# Late filing FBars and fine



## FilingLate

Anyone had to pay any fines yet? I am just curious i hear about all the fines that people had to pay.

If anyone has backfiled Fbars and 1040x can they share their stories it might help and give boost to a lot of us who are about to.

Thanks


----------



## Nononymous

No. Nobody on this forum has ever reported an FBAR fine.


----------



## FilingLate

Have an appointment with another lawyer but their are also someone on serbinski forum who agrees with this lawyer
Will report on Monday


----------



## Nononymous

Round about now, I'm beginning to think of this.


----------



## Bevdeforges

I think the main issue here is that there are not *a lot* of folks who either have been caught out and fined/penalized nor a lot of folks contemplating backfiling FBARs and 1040x at the same time and for the same periods.

I did a little research online and could only find reference to individual FBAR fines as part of tax audits, i.e. income tax audits. So, maybe that will change in the future with the new regulations and reporting by the banks going into effect this year. But if your tax returns are relatively clean I really wouldn't worry too much about past FBARs.
Cheers,
Bev


----------



## BBCWatcher

I think DOJ had their first "pure" FBAR prosecution recently, though even in that case only the prosecution was pure, i.e. a separate, standalone process. The defendant was not pure -- he has, shall we say, a "colorful" history with law enforcement.

Anyway, my view is this is a good time to get past, current, and ongoing filings in order. There's still a standing policy that unprompted, voluntary, "innocent" compliance is encouraged and not penalized. Which makes sense, of course.


----------



## DavidMcKeegan

I also have not heard of any fines resulting from those who did not know about their obligation to file, and who came forward voluntarily. I think you are in the clear.


----------



## FilingLate

BBCWatcher said:


> I think DOJ had their first "pure" FBAR prosecution recently, though even in that case only the prosecution was pure, i.e. a separate, standalone process. The defendant was not pure -- he has, shall we say, a "colorful" history with law enforcement.
> 
> Anyway, my view is this is a good time to get past, current, and ongoing filings in order. There's still a standing policy that unprompted, voluntary, "innocent" compliance is encouraged and not penalized. Which makes sense, of course.

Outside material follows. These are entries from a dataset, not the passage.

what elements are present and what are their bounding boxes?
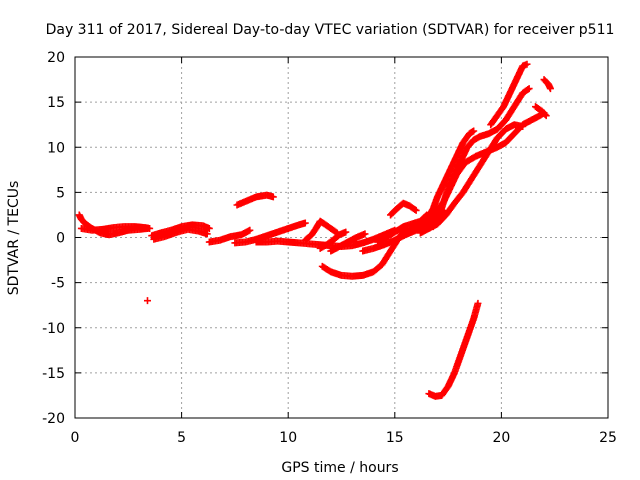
y-tick-label: 5 [56,185,65,201]
data-point [146,224,154,232]
data-point [361,230,369,238]
y-tick-label: 20 [47,50,65,66]
data-point [474,299,482,307]
data-point [269,193,277,201]
y-tick-label: -10 [42,321,65,337]
data-point [203,230,211,238]
y-tick-label: -20 [42,411,65,427]
data-point [205,224,213,232]
data-point [542,112,550,120]
data-point [470,127,478,135]
y-tick-label: 15 [47,95,65,111]
plot-frame [74,56,609,419]
data-point [412,206,420,214]
data-point [541,111,549,119]
data-points [75,60,554,400]
y-tick-label: 0 [56,231,65,247]
x-tick-label: 25 [599,430,617,446]
x-axis-label: GPS time / hours [281,460,398,476]
data-point [301,219,309,227]
data-point [519,122,527,130]
chart-title: Day 311 of 2017, Sidereal Day-to-day VTE… [46,22,615,38]
y-tick-label: -5 [51,276,65,292]
y-axis-label: SDTVAR / TECUs [6,181,22,296]
data-point [546,85,554,93]
data-point [342,228,350,236]
data-point [246,226,254,234]
x-tick-label: 20 [492,430,510,446]
x-tick-label: 5 [177,430,186,446]
x-tick-label: 10 [279,430,297,446]
x-tick-label: 0 [71,430,80,446]
y-tick-label: -15 [42,366,65,382]
data-point [525,85,533,93]
data-point [143,297,151,305]
x-tick-label: 15 [386,430,404,446]
data-point [411,206,419,214]
grid-lines [75,57,608,418]
y-tick-label: 10 [47,140,65,156]
data-point [523,60,531,68]
data-point [524,85,532,93]
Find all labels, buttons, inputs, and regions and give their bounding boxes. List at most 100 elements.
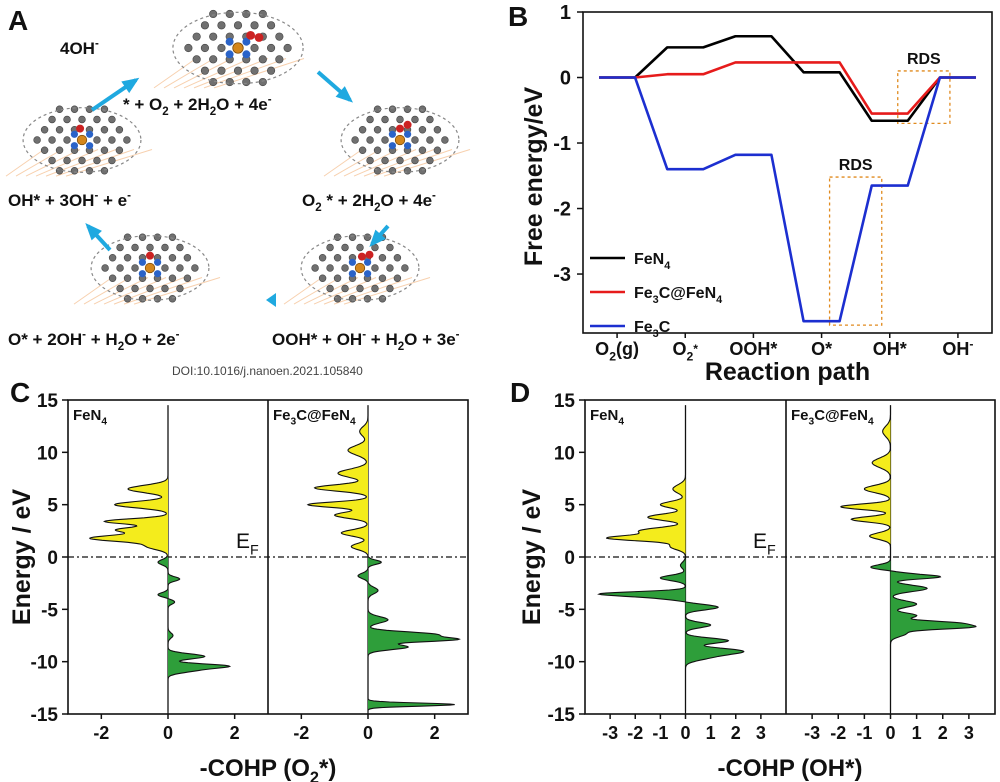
subplot-title: FeN4 <box>73 407 107 428</box>
carbon-atom <box>326 243 334 252</box>
carbon-atom <box>138 233 147 241</box>
cohp-curve <box>597 405 745 712</box>
carbon-atom <box>63 156 71 165</box>
carbon-atom <box>341 264 349 272</box>
nitrogen-atom <box>225 37 234 46</box>
y-tick-label: 0 <box>560 68 571 90</box>
carbon-atom <box>225 9 234 19</box>
substrate-line <box>333 149 381 177</box>
substrate-line <box>73 277 113 305</box>
iron-atom <box>76 134 88 146</box>
state-label-1: O2 * + 2H2O + 4e- <box>302 190 436 214</box>
cohp-o2-chart: 15 10 5 0 -5 -10 -15 Energy / eV -COHP (O2*) EF -2… <box>8 391 469 782</box>
y-tick-label: 15 <box>37 391 59 412</box>
carbon-atom <box>411 136 419 144</box>
fen4-graphene-model <box>283 233 431 305</box>
carbon-atom <box>426 136 434 144</box>
carbon-atom <box>411 115 419 124</box>
oxygen-atom <box>254 33 264 42</box>
substrate-line <box>283 277 323 305</box>
carbon-atom <box>100 167 109 175</box>
fermi-label: EF <box>753 530 776 558</box>
carbon-atom <box>100 146 109 154</box>
y-tick-label: -15 <box>548 705 576 726</box>
carbon-atom <box>381 115 389 124</box>
carbon-atom <box>363 233 372 241</box>
carbon-atom <box>63 115 71 124</box>
carbon-atom <box>266 43 276 53</box>
y-tick-label: 15 <box>554 391 576 412</box>
nitrogen-atom <box>242 50 251 59</box>
arrow-step2-icon <box>369 224 390 247</box>
carbon-atom <box>363 295 372 303</box>
reaction-arrows <box>85 70 390 307</box>
x-tick-label: -1 <box>856 723 872 743</box>
carbon-atom <box>371 264 379 272</box>
carbon-atom <box>85 167 94 175</box>
oxygen-atom <box>357 252 366 261</box>
molecule-images <box>5 9 471 305</box>
carbon-atom <box>225 77 234 87</box>
cohp-area-below-ef <box>870 557 976 712</box>
nitrogen-atom <box>85 142 94 150</box>
carbon-atom <box>366 136 374 144</box>
carbon-atom <box>153 233 162 241</box>
carbon-atom <box>388 105 397 113</box>
oxygen-atom <box>403 120 412 129</box>
x-tick-label: -2 <box>830 723 846 743</box>
carbon-atom <box>192 55 201 64</box>
sheet-outline <box>340 107 460 173</box>
panel-c-label: C <box>10 377 30 408</box>
carbon-atom <box>378 295 387 303</box>
state-label-0: * + O2 + 2H2O + 4e- <box>123 94 272 118</box>
carbon-atom <box>275 32 284 41</box>
carbon-atom <box>403 105 412 113</box>
carbon-atom <box>333 274 342 282</box>
state-label-2: OOH* + OH- + H2O + 3e- <box>272 329 460 353</box>
carbon-atom <box>176 243 184 252</box>
carbon-atom <box>386 284 394 293</box>
carbon-atom <box>101 264 109 272</box>
carbon-atom <box>55 167 64 175</box>
y-tick-label: 5 <box>564 496 575 517</box>
nitrogen-atom <box>153 270 162 278</box>
x-tick-label: 0 <box>680 723 690 743</box>
carbon-atom <box>176 264 184 272</box>
carbon-atom <box>183 274 192 282</box>
y-tick-label: -3 <box>553 264 571 286</box>
carbon-atom <box>192 32 201 41</box>
carbon-atom <box>341 284 349 293</box>
x-tick-label: -2 <box>93 723 109 743</box>
carbon-atom <box>381 136 389 144</box>
nitrogen-atom <box>388 130 397 138</box>
carbon-atom <box>48 115 56 124</box>
carbon-atom <box>326 264 334 272</box>
carbon-atom <box>418 105 427 113</box>
carbon-atom <box>116 284 124 293</box>
iron-atom <box>144 262 156 274</box>
carbon-atom <box>131 264 139 272</box>
carbon-atom <box>123 254 132 262</box>
carbon-atom <box>393 274 402 282</box>
carbon-atom <box>116 264 124 272</box>
carbon-atom <box>388 167 397 175</box>
carbon-atom <box>78 115 86 124</box>
carbon-atom <box>55 126 64 134</box>
nitrogen-atom <box>348 258 357 266</box>
carbon-atom <box>358 126 367 134</box>
rds-label: RDS <box>907 51 941 68</box>
substrate-line <box>193 58 269 89</box>
x-tick-label: -3 <box>602 723 618 743</box>
y-axis-label: Free energy/eV <box>520 87 548 267</box>
fen4-graphene-model <box>323 105 471 177</box>
series-line <box>599 34 976 123</box>
carbon-atom <box>250 43 259 53</box>
substrate-line <box>203 58 287 89</box>
series-line <box>599 61 976 115</box>
carbon-atom <box>33 136 41 144</box>
y-tick-label: -1 <box>553 133 571 155</box>
y-tick-label: 0 <box>47 548 58 569</box>
x-tick-label: OH* <box>873 339 907 359</box>
carbon-atom <box>233 21 243 30</box>
iron-atom <box>394 134 406 146</box>
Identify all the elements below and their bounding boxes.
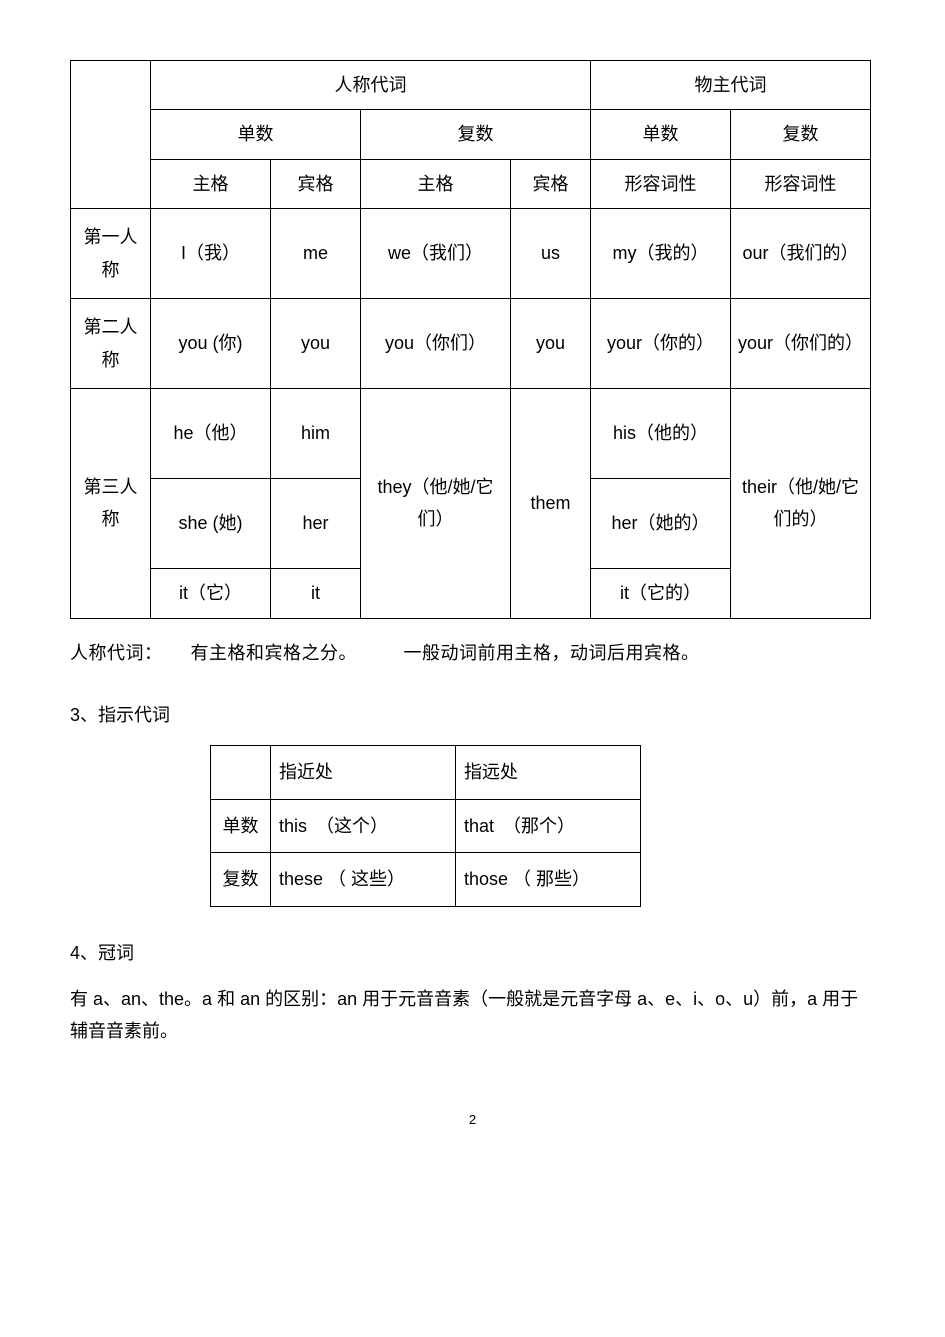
page-number: 2 — [70, 1108, 875, 1131]
row1-label: 第一人称 — [71, 209, 151, 299]
h-obj-p: 宾格 — [511, 159, 591, 208]
h-plural-personal: 复数 — [361, 110, 591, 159]
section4-body: 有 a、an、the。a 和 an 的区别：an 用于元音音素（一般就是元音字母… — [70, 983, 875, 1048]
cell: our（我们的） — [731, 209, 871, 299]
cell: he（他） — [151, 389, 271, 479]
header-personal: 人称代词 — [151, 61, 591, 110]
h-near: 指近处 — [271, 746, 456, 799]
cell: this （这个） — [271, 799, 456, 852]
cell: me — [271, 209, 361, 299]
cell: that （那个） — [456, 799, 641, 852]
cell: it（它） — [151, 569, 271, 618]
h-singular-poss: 单数 — [591, 110, 731, 159]
section4-title: 4、冠词 — [70, 937, 875, 969]
h-obj-s: 宾格 — [271, 159, 361, 208]
paragraph-pronoun-note: 人称代词： 有主格和宾格之分。 一般动词前用主格，动词后用宾格。 — [70, 637, 875, 669]
cell: you — [271, 299, 361, 389]
cell: us — [511, 209, 591, 299]
h-subj-s: 主格 — [151, 159, 271, 208]
h-adj-p: 形容词性 — [731, 159, 871, 208]
h-far: 指远处 — [456, 746, 641, 799]
cell: her — [271, 479, 361, 569]
h-plural-poss: 复数 — [731, 110, 871, 159]
demo-row-singular: 单数 — [211, 799, 271, 852]
h-subj-p: 主格 — [361, 159, 511, 208]
cell: they（他/她/它们） — [361, 389, 511, 618]
cell: I（我） — [151, 209, 271, 299]
cell: his（他的） — [591, 389, 731, 479]
demo-blank — [211, 746, 271, 799]
demo-row-plural: 复数 — [211, 853, 271, 906]
cell: it（它的） — [591, 569, 731, 618]
cell: your（你们的） — [731, 299, 871, 389]
pronoun-table: 人称代词 物主代词 单数 复数 单数 复数 主格 宾格 主格 宾格 形容词性 形… — [70, 60, 871, 619]
cell: my（我的） — [591, 209, 731, 299]
cell: them — [511, 389, 591, 618]
row2-label: 第二人称 — [71, 299, 151, 389]
cell: those （ 那些） — [456, 853, 641, 906]
row3-label: 第三人称 — [71, 389, 151, 618]
cell: him — [271, 389, 361, 479]
section3-title: 3、指示代词 — [70, 699, 875, 731]
cell: you（你们） — [361, 299, 511, 389]
cell: your（你的） — [591, 299, 731, 389]
cell: her（她的） — [591, 479, 731, 569]
cell: their（他/她/它们的） — [731, 389, 871, 618]
cell: we（我们） — [361, 209, 511, 299]
pronoun-blank-header — [71, 61, 151, 209]
cell: she (她) — [151, 479, 271, 569]
cell: these （ 这些） — [271, 853, 456, 906]
demonstrative-table: 指近处 指远处 单数 this （这个） that （那个） 复数 these … — [210, 745, 641, 906]
h-singular-personal: 单数 — [151, 110, 361, 159]
header-possessive: 物主代词 — [591, 61, 871, 110]
cell: you — [511, 299, 591, 389]
cell: you (你) — [151, 299, 271, 389]
h-adj-s: 形容词性 — [591, 159, 731, 208]
cell: it — [271, 569, 361, 618]
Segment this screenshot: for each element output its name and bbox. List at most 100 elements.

Correct the only thing that bothers me is those few hundred $ every year in interest that i made and did not report. I wouldn't have even found it out but a CRA agent contacted me and asked me to change my bank reporting from resident to Non resident and got a NR4 form did some research and found out about FBAR filings etc..
Thanks


----------



## FilingLate

Bevdeforges said:


> I think the main issue here is that there are not *a lot* of folks who either have been caught out and fined/penalized nor a lot of folks contemplating backfiling FBARs and 1040x at the same time and for the same periods.
> 
> I did a little research online and could only find reference to individual FBAR fines as part of tax audits, i.e. income tax audits. So, maybe that will change in the future with the new regulations and reporting by the banks going into effect this year. But if your tax returns are relatively clean I really wouldn't worry too much about past FBARs.
> Cheers,
> Bev




Hello Bev i think the issue is that i am a Canadian Cit and resident of US whereas others are US Citizen and resident of other countries. I think the tax man is more lenient to you whereas for me he/she thinks i am trying to hide money.

The accountants that i have talked to in Canada are telling me its not an issue but others here in US are suggesting that it can be an issue.
I will keep good folks here updated so we can assist or help anyone we can.
You guys do have a great website.
Thanks


----------



## BBCWatcher

Wasn't that interest foreign taxed anyway? If so, the U.S. tax owed could even be negative, meaning a potential IRS refund.

Also check the applicable tax treaty.

But if you've got small amounts of non-taxed but U.S. taxable interest to report, the interest and penalty is still pretty small. Check the IRS publications, and you can run a calculation.


----------